One graceless scamp I knew subjected to this test jumped up unexpectedly and yelled blue murder, then let out his fist with a haste that surprised, and much pained, the apoplectic warden who was exhorting him to confession and repentance, and whose mouth never resumed its natural position after this truly lamentable occurrence. As a rule, though, candidates suffer these things according to their temperaments and the measure of their fortitude, and they receive the joy of their reward at the sight of, and part in the initiation of, their dearest and their best friends.
Personally, I was too old a hand at the entrance to a secret organisation to feel much trepidation when José came to me in that tiny waiting-room in the London quarters of the Order of St. Bruno and told me the decision of the brethren.
“After all,” I reasoned within myself, “in a few moments I shall know the best and worst about these quaintly-garbed people. It is useless to anticipate. So far as I know there is only one rule to guide a man at a moment like this, and that was given me by a man who had money and much leisure coupled with the mania to belong to all the secret societies in existence. He it was who said: ‘Whatever they ask you to do, do it; whatever they ask you to say, say it; whatever they ask you to believe, believe it.’ In one word, reverence is the true keynote to all these initiations, and possessed of this every man may go forward with confidence and good will, certain that by its use he will flatter his fellow-members and save himself a good deal of confusion and shamefacedness.”

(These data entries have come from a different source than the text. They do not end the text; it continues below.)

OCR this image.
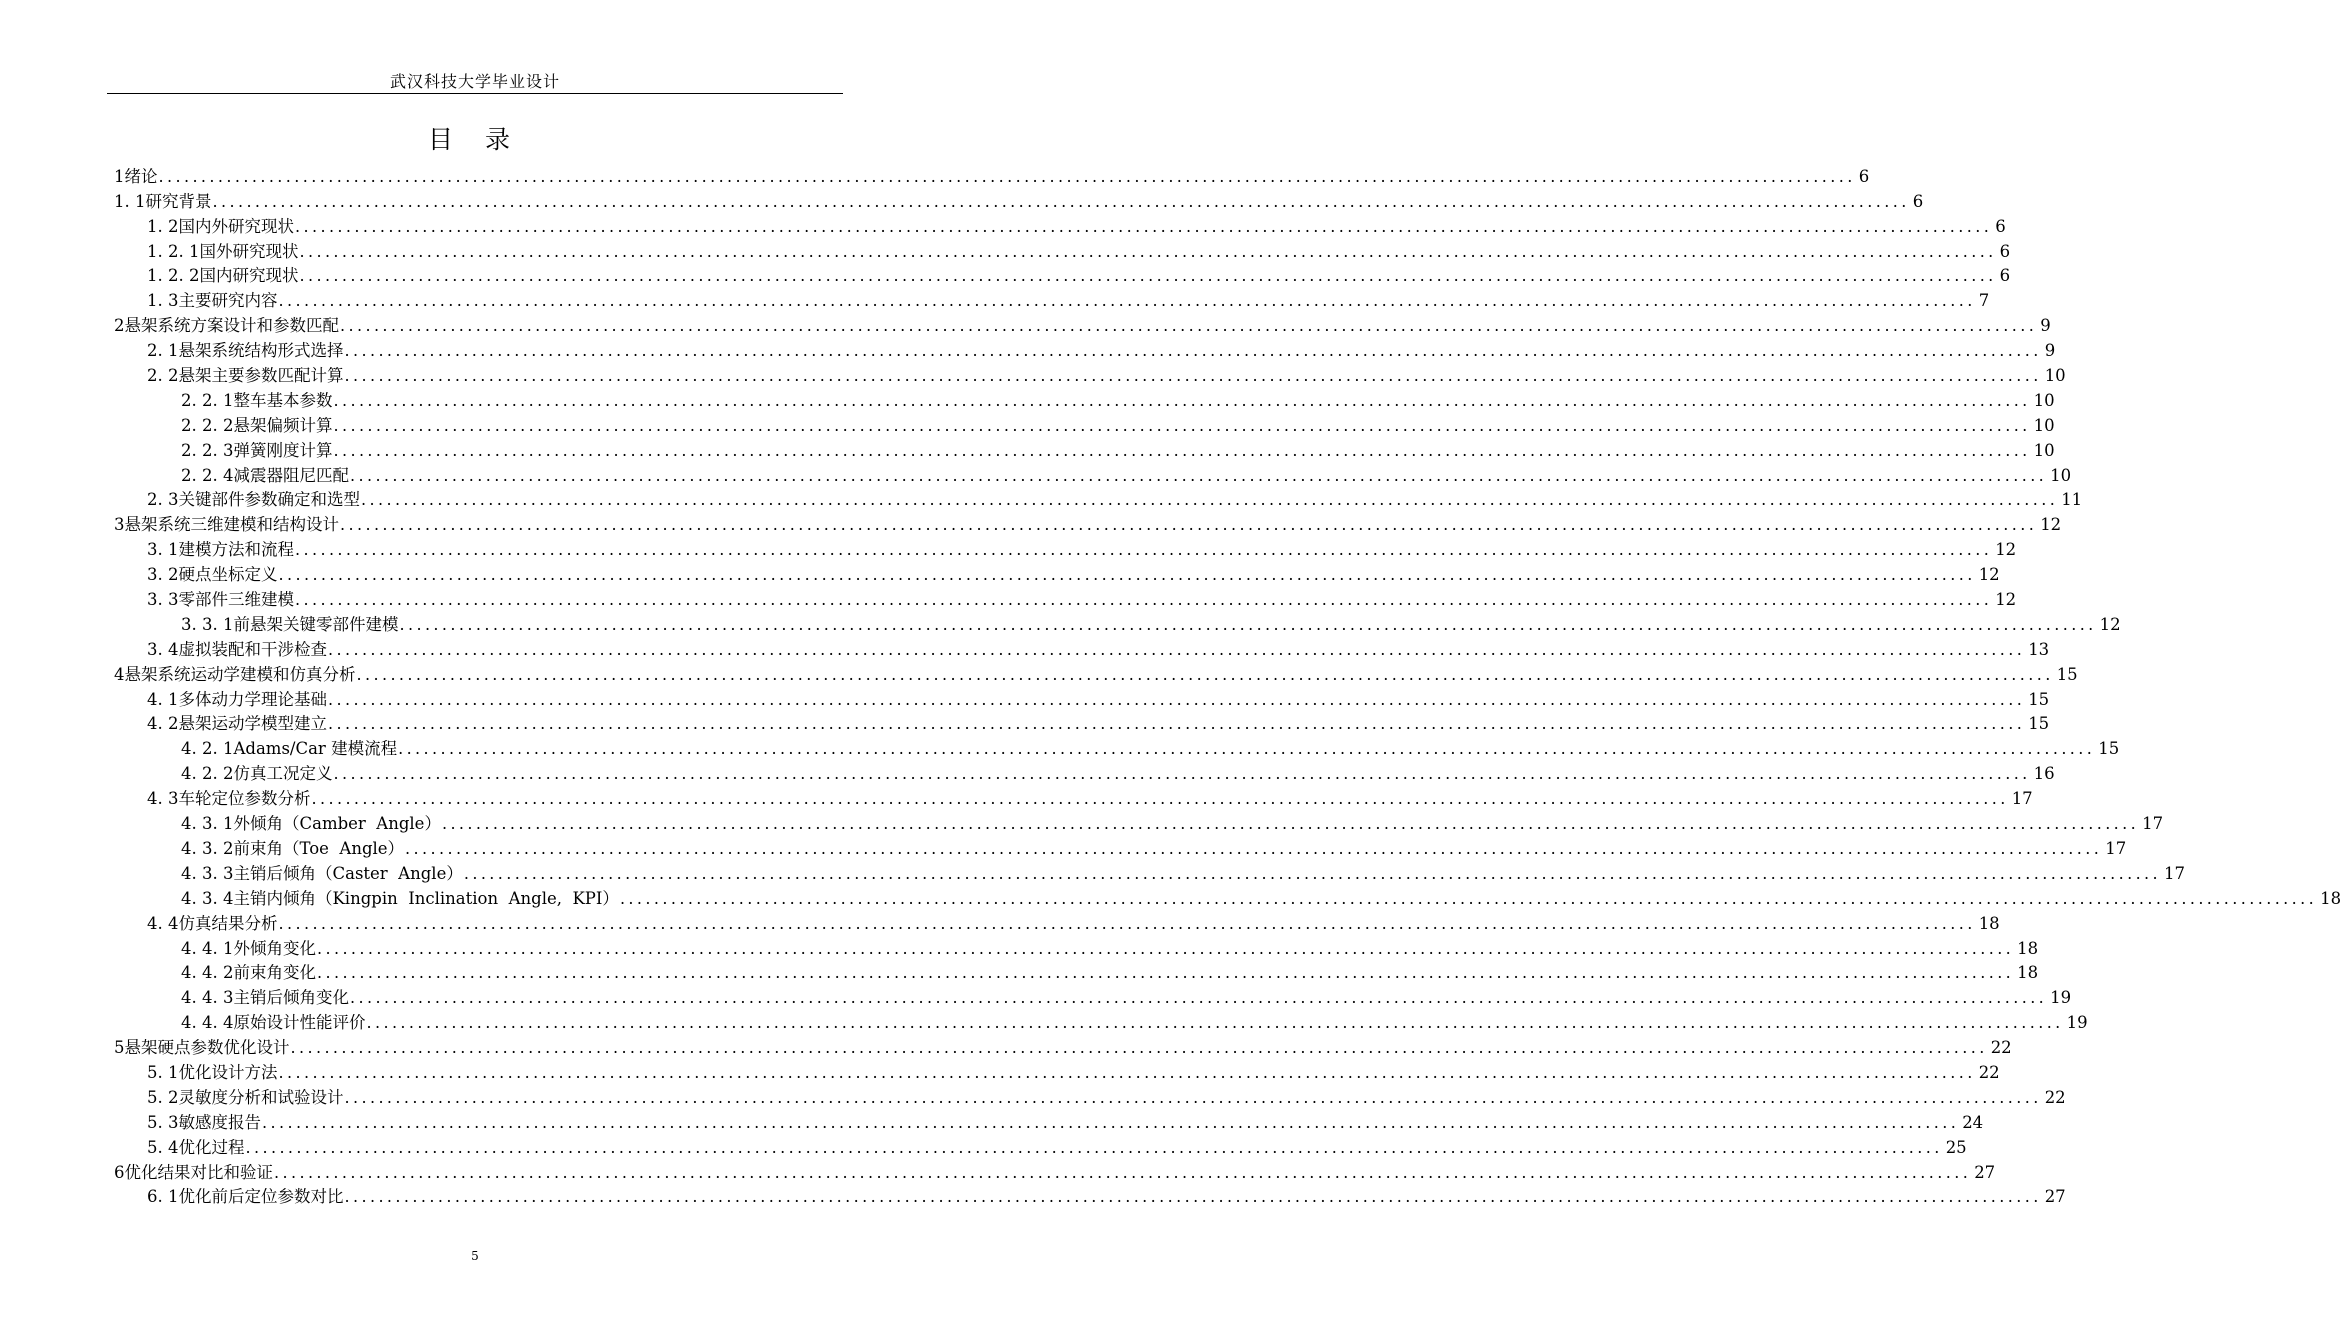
武汉科技大学毕业设计
目 录
1 绪论 ........................................................................................................................................................................................................ 6
1. 1 研究背景 ........................................................................................................................................................................................................ 6
1. 2 国内外研究现状 ........................................................................................................................................................................................................ 6
1. 2. 1 国外研究现状 ........................................................................................................................................................................................................ 6
1. 2. 2 国内研究现状 ........................................................................................................................................................................................................ 6
1. 3 主要研究内容 ........................................................................................................................................................................................................ 7
2 悬架系统方案设计和参数匹配 ........................................................................................................................................................................................................ 9
2. 1 悬架系统结构形式选择 ........................................................................................................................................................................................................ 9
2. 2 悬架主要参数匹配计算 ........................................................................................................................................................................................................ 10
2. 2. 1 整车基本参数 ........................................................................................................................................................................................................ 10
2. 2. 2 悬架偏频计算 ........................................................................................................................................................................................................ 10
2. 2. 3 弹簧刚度计算 ........................................................................................................................................................................................................ 10
2. 2. 4 减震器阻尼匹配 ........................................................................................................................................................................................................ 10
2. 3 关键部件参数确定和选型 ........................................................................................................................................................................................................ 11
3 悬架系统三维建模和结构设计 ........................................................................................................................................................................................................ 12
3. 1 建模方法和流程 ........................................................................................................................................................................................................ 12
3. 2 硬点坐标定义 ........................................................................................................................................................................................................ 12
3. 3 零部件三维建模 ........................................................................................................................................................................................................ 12
3. 3. 1 前悬架关键零部件建模 ........................................................................................................................................................................................................ 12
3. 4 虚拟装配和干涉检查 ........................................................................................................................................................................................................ 13
4 悬架系统运动学建模和仿真分析 ........................................................................................................................................................................................................ 15
4. 1 多体动力学理论基础 ........................................................................................................................................................................................................ 15
4. 2 悬架运动学模型建立 ........................................................................................................................................................................................................ 15
4. 2. 1 Adams/Car 建模流程 ........................................................................................................................................................................................................ 15
4. 2. 2 仿真工况定义 ........................................................................................................................................................................................................ 16
4. 3 车轮定位参数分析 ........................................................................................................................................................................................................ 17
4. 3. 1 外倾角（Camber  Angle） ........................................................................................................................................................................................................ 17
4. 3. 2 前束角（Toe  Angle） ........................................................................................................................................................................................................ 17
4. 3. 3 主销后倾角（Caster  Angle） ........................................................................................................................................................................................................ 17
4. 3. 4 主销内倾角（Kingpin  Inclination  Angle,  KPI） ........................................................................................................................................................................................................ 18
4. 4 仿真结果分析 ........................................................................................................................................................................................................ 18
4. 4. 1 外倾角变化 ........................................................................................................................................................................................................ 18
4. 4. 2 前束角变化 ........................................................................................................................................................................................................ 18
4. 4. 3 主销后倾角变化 ........................................................................................................................................................................................................ 19
4. 4. 4 原始设计性能评价 ........................................................................................................................................................................................................ 19
5 悬架硬点参数优化设计 ........................................................................................................................................................................................................ 22
5. 1 优化设计方法 ........................................................................................................................................................................................................ 22
5. 2 灵敏度分析和试验设计 ........................................................................................................................................................................................................ 22
5. 3 敏感度报告 ........................................................................................................................................................................................................ 24
5. 4 优化过程 ........................................................................................................................................................................................................ 25
6 优化结果对比和验证 ........................................................................................................................................................................................................ 27
6. 1 优化前后定位参数对比 ........................................................................................................................................................................................................ 27
5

Hence I arose immediately I was bidden and, signifying my willingness to proceed, followed the Spaniard down the corridor, which all at once had grown strangely silent and gloomy-looking, for the gas lights had now been lowered to a tiny blue glimmer, and as I moved forward I caught the sound of a low dirge-like chant that might well have passed for an Office of the Dead.
Now music at such a moment is a very curious and powerful agent. Indeed, I don’t know what some secret societies would do without it. Although I had quite made up my mind not to be impressed by this initiation but to keep every nerve and sense on the alert to see if treachery were afoot regarding that Lake of Sacred Treasure, I caught myself again and again giving way to a shiver. Indeed, now and then the sounds would break from a plain chant into a long, low mournful wail of anguish inexpressibly pitiful and sad, summoning at a note, as it were, all the grisly, ghostly spectres of the hearer’s dead and gone memories and making friends walk in imagination that had long since gathered their tired muscles together and stretched their weary limbs out in a last sleep from which no human hand should ever awaken them.
At length, with nerves strung up to a painful tension, I was led into a tiny vault-like cell, and the door suddenly closed upon me. At first, so abrupt was the change, that I could see nothing. But after a time my eyes managed to pierce the gloom, and through the half lights I saw in front of me an old monk seated at a table poring over a huge and musty volume.
For two or three minutes he took no notice of me at all. Then suddenly, when I least expected it, he looked up at me, and his expression was calm, benign, yet dignified.